SAO PAULO.- Following interventions at
Galeria Nara Roesler in Rio de Janeiro in 2015, Daniel Buren brings previously unseen works to the gallery's São Paulo venue. The acclaimed French artist is presenting pieces created specifically for this exhibition. The show features nine different sets of three-dimensional wall objects, in addition to sets of 814 mirrors each.
Buren, whose Brazilian appearances also include the São Paulo Art Biennial (1983 and 1985) and a showing at Centro Municipal de Arte Hélio Oiticica (2001), abandoned painting in 1965 for a highly conceptual brand of art based on restraint in the use of elements. He began to use a striped curtain material, the components of which became the basis of his artistic syntaxalternating white and colored vertical stripes 8.7 centimeters wide. Boasting his trademark frugality of means, whose results are nonetheless rich and complex, the artist set about developing his research in multiple supports, even as he proceeded to conquer the architecture of spaces. His unique approach dislocates or highlights ceiling cornices, walls, columns, and other elements.
The evolvement of Buren's trademark into columns was another step forward, spawning iconic installations such as the black-and-white-striped columns that have populated the Palais Royal courtyard in Paris since 1986. The piece spurred debate on the implementation of contemporary artworks in historic buildings, such as the architect Ieoh Ming Pei's Louvre Pyramid, completed three years after Buren's own work.
Buren also began using mirror systems and transparencies to allow light to reflect and color to project into the environment, as in his amazing 2012 Grand Palais installation. He incorporated alternately blue and transparent glass into the skylight, projecting a chessboard-like pattern onto the floor. Additionally, numerous colored-glass discs were set atop columns, enabling audience members to pass underneath them and thus enhancing the color effects.
The street is one of his preferred spaces these days. He created the notion of in situ work in the field of fine arts, to characterize a practice intrinsically tied to the topological and cultural specificity of the places where the work is presented. His more recent offerings are ever-increasingly complex architectural instruments that are in constant dialog with the existing architecture and involve an alteration of space, a playful multiplication of materials (wood, vinyl, plastic, grids), and an explosion of color. From the beginning of the 1990s, Buren no longer applied color just to walls; he literally "installed it in space," in the form of filters and colored sheets of glass or Plexiglas.
To date, Daniel Buren has produced thousands of in situ installations all over the world. The majority of these are destroyed after being presented, and so do not exist outside the time and space for which they are conceived.
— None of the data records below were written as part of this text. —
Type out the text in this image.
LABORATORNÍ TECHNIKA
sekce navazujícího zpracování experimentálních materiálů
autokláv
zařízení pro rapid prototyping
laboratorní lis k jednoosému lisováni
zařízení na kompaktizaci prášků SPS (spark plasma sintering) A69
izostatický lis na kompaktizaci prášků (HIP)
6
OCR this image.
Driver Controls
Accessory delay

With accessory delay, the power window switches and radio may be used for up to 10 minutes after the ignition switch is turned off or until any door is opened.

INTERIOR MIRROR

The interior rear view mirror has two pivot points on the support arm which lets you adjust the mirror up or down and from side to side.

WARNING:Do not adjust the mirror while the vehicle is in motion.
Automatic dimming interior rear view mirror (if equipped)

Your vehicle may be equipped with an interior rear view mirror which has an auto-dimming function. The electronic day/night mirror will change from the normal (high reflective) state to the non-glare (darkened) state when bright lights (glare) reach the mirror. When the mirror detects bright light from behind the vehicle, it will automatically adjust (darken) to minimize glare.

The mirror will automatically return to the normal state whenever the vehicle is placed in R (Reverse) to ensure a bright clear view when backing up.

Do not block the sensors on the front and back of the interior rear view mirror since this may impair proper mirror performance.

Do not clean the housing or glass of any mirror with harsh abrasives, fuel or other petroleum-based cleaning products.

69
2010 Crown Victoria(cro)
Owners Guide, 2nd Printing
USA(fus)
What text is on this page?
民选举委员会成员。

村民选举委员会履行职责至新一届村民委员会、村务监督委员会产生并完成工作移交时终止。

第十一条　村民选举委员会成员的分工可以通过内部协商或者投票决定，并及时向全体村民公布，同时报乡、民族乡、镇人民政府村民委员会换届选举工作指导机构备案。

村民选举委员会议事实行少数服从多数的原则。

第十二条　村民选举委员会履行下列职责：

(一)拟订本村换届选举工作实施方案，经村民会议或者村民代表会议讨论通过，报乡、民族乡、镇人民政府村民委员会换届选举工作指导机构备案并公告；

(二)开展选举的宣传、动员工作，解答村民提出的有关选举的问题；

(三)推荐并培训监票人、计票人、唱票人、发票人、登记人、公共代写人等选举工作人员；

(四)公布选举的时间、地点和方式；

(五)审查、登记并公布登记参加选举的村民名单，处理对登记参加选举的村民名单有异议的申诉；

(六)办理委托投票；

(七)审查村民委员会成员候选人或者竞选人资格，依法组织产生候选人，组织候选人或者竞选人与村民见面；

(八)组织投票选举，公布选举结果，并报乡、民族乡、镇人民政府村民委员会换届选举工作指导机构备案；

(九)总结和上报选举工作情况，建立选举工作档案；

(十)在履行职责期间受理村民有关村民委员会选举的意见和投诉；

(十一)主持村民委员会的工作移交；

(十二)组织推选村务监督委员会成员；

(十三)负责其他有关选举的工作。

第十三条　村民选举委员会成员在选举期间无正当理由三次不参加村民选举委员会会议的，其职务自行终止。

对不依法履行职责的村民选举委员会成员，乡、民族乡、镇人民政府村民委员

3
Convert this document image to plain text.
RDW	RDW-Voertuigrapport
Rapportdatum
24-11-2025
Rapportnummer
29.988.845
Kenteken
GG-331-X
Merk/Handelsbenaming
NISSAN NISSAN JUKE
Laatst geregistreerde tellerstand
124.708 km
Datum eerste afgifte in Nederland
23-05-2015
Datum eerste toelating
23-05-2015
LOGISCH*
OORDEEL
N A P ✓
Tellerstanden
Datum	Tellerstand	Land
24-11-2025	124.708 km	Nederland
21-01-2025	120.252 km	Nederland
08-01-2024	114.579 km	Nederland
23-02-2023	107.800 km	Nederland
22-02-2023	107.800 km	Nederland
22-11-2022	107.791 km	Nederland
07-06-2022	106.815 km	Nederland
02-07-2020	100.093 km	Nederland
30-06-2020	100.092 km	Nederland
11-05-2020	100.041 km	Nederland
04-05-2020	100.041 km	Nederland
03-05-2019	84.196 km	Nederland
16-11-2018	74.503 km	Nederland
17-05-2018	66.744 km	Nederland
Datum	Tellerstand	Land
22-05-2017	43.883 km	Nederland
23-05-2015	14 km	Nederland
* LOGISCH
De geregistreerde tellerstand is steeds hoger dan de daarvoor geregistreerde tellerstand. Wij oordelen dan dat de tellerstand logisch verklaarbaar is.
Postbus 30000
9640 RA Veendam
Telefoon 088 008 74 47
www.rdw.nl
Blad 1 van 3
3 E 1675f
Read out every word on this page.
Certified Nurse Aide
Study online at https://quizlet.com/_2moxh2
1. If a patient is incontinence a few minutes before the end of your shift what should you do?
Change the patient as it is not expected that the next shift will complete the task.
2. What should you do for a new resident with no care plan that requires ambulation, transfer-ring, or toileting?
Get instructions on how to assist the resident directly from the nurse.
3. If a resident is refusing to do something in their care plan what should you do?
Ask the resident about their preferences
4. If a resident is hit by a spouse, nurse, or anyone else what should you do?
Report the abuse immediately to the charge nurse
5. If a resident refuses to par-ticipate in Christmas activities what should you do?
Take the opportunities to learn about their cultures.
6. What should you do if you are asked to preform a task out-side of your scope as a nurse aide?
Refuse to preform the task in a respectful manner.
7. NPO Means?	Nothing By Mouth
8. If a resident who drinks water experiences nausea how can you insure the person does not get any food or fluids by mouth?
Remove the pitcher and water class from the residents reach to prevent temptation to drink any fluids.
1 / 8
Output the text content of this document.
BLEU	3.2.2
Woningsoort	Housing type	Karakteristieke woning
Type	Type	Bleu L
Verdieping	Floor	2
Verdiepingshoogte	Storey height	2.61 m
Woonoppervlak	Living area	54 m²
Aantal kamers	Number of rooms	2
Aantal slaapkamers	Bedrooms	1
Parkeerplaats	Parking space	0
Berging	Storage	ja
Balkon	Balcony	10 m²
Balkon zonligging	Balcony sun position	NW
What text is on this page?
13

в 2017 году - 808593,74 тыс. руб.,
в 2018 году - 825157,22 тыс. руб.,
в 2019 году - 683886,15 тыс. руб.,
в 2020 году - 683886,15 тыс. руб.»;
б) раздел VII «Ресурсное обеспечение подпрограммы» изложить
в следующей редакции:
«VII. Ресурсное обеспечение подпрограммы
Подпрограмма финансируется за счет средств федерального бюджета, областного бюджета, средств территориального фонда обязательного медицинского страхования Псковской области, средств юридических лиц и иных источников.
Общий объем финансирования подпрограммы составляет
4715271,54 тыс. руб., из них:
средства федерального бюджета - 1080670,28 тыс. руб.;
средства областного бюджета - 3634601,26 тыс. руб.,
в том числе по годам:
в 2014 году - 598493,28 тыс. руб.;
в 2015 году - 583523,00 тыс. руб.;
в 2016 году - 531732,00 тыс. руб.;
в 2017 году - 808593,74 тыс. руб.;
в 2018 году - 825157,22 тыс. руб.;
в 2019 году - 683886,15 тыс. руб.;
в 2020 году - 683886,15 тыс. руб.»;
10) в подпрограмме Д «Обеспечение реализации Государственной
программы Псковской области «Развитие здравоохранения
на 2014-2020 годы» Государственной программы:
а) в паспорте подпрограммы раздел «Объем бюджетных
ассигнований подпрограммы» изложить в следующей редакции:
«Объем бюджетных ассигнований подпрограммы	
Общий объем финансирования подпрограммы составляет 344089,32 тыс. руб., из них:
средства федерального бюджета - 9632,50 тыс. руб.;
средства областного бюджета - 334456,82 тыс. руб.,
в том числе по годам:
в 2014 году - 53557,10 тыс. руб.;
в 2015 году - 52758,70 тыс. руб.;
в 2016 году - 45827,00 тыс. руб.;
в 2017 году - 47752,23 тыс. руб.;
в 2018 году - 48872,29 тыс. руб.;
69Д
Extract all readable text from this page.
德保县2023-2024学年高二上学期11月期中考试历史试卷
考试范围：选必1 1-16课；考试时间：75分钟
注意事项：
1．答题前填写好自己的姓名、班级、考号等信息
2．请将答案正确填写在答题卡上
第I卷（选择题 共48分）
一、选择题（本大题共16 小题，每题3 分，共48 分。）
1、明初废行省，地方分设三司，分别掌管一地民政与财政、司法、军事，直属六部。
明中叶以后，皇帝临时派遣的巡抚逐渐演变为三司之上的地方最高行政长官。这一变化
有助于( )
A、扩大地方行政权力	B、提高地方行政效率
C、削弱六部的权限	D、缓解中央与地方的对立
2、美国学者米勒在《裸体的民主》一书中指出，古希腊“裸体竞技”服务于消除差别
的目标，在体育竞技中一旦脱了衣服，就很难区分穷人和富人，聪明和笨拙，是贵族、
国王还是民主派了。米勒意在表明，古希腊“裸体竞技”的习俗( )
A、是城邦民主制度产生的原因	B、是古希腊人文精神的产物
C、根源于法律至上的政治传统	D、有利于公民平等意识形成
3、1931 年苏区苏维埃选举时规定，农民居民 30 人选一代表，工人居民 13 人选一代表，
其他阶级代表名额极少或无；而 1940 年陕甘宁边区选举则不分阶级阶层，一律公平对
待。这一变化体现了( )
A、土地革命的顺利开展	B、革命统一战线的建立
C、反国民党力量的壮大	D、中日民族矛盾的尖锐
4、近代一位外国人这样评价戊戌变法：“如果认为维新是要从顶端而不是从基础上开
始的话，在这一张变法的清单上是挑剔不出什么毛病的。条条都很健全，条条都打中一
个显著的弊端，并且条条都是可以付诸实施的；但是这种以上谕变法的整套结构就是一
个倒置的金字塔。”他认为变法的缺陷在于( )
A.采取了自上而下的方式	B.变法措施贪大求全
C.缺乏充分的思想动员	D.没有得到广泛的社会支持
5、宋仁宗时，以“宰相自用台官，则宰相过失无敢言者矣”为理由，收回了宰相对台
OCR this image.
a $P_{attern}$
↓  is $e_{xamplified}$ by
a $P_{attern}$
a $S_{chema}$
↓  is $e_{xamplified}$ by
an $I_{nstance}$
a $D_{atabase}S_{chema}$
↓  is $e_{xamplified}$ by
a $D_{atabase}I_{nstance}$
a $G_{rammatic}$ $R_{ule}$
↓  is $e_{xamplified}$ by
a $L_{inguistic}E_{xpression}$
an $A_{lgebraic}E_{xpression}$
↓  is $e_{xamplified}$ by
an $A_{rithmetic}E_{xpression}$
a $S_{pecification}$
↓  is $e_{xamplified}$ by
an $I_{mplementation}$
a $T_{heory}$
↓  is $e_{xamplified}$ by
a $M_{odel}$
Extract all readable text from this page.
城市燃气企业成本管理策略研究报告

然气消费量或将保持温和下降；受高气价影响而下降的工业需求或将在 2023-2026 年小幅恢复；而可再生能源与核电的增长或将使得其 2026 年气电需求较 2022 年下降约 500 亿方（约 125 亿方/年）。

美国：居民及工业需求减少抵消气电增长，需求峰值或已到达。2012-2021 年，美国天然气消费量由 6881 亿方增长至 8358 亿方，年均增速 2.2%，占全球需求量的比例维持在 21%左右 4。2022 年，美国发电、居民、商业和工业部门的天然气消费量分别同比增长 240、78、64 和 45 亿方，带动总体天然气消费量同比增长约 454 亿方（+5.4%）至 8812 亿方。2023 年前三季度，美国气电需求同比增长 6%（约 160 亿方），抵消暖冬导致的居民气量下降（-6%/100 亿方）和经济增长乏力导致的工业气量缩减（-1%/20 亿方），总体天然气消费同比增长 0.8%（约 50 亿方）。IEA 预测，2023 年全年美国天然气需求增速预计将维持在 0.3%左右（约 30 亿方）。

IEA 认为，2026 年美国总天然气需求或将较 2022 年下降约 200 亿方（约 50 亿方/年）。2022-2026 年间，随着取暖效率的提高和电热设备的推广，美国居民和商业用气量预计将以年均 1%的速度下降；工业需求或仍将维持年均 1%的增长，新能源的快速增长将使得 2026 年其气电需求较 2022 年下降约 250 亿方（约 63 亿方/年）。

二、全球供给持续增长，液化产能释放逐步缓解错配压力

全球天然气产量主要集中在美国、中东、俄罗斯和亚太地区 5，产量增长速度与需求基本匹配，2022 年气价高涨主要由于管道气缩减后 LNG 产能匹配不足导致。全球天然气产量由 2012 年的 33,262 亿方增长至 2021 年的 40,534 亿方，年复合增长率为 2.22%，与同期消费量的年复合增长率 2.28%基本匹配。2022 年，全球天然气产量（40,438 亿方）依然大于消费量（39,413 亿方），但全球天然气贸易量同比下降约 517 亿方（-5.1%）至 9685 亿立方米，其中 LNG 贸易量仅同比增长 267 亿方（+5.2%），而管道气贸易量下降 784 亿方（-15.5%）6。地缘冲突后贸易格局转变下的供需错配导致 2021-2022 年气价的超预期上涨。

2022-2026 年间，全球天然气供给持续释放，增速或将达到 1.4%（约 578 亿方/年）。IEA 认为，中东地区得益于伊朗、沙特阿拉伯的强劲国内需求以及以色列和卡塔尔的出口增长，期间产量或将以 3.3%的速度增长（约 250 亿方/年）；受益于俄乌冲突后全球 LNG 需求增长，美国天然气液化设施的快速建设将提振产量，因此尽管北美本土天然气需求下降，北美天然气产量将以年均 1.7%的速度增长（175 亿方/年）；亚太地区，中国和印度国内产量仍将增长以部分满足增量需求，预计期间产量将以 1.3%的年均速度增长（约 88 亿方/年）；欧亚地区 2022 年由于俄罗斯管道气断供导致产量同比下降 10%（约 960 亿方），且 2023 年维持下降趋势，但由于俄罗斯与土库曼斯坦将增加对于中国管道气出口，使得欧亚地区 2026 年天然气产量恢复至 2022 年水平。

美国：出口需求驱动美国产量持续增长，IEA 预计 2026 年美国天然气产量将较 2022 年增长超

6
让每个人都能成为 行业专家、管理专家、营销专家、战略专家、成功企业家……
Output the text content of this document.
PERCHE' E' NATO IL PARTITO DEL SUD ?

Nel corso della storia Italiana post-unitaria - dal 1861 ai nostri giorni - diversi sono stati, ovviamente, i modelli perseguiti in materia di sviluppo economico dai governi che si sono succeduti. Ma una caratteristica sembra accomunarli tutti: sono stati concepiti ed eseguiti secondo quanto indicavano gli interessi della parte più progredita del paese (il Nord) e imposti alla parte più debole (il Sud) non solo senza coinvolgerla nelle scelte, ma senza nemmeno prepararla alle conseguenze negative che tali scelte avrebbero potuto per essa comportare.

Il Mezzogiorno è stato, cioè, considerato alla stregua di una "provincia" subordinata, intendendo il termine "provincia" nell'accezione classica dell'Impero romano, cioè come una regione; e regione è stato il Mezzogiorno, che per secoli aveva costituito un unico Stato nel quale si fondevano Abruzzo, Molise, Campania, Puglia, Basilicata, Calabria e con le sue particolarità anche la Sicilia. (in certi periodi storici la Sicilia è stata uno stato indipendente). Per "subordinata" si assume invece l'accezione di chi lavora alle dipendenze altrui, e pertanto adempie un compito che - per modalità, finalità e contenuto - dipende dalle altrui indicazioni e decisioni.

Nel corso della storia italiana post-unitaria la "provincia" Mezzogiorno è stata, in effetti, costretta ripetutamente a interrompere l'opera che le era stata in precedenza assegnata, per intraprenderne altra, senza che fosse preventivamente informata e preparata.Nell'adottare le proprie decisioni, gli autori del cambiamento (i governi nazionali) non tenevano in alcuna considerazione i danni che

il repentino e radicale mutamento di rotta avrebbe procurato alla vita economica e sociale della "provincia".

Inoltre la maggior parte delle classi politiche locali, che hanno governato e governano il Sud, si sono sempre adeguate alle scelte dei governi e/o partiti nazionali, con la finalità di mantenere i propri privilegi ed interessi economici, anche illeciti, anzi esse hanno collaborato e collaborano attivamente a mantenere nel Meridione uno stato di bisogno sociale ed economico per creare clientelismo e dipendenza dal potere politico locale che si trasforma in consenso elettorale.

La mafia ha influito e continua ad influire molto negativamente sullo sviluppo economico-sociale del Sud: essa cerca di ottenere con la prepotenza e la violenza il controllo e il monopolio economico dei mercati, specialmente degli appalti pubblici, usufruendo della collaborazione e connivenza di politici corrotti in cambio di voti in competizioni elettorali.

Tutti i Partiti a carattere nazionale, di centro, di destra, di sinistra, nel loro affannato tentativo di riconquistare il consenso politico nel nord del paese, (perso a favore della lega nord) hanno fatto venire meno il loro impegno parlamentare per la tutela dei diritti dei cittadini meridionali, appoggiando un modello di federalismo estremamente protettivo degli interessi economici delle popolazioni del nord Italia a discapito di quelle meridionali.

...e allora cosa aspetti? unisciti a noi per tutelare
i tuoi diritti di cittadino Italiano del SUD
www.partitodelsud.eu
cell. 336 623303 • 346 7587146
However, there is also an important body of his permanent works in the collections of leading museums around the world.
Buren's solo show at the Apollinaire in Milan (1968) and his participation in the international "Prospect" exhibitions in Düsseldorf (1968 and 1969) marked the true beginning of his rise to celebrity. In the 1970s, he began showing his work in museums, often outside of France, and in conceptual art exhibits. This period also saw him embrace widely varied supportswalls, doors, poster board, street signs, paper and canvas under glass, on stairways, trains, and ships, in the form of flags on the rooftops of Paris, the waistcoats of museum custodians, et cetera. He provided a great talking point and generated controversy in 1971 at the 5th Guggenheim International Exhibition, and in 1972 at the celebrated Documenta 5, organized by Harald Szeemann. Political changes in the 1980s allowed him to occupy public spaces in a less fleeting fashion, and he began producing permanent works. In 1986, Daniel Buren was awarded the Leone d'Oro for best pavilion at the Venice Biennale.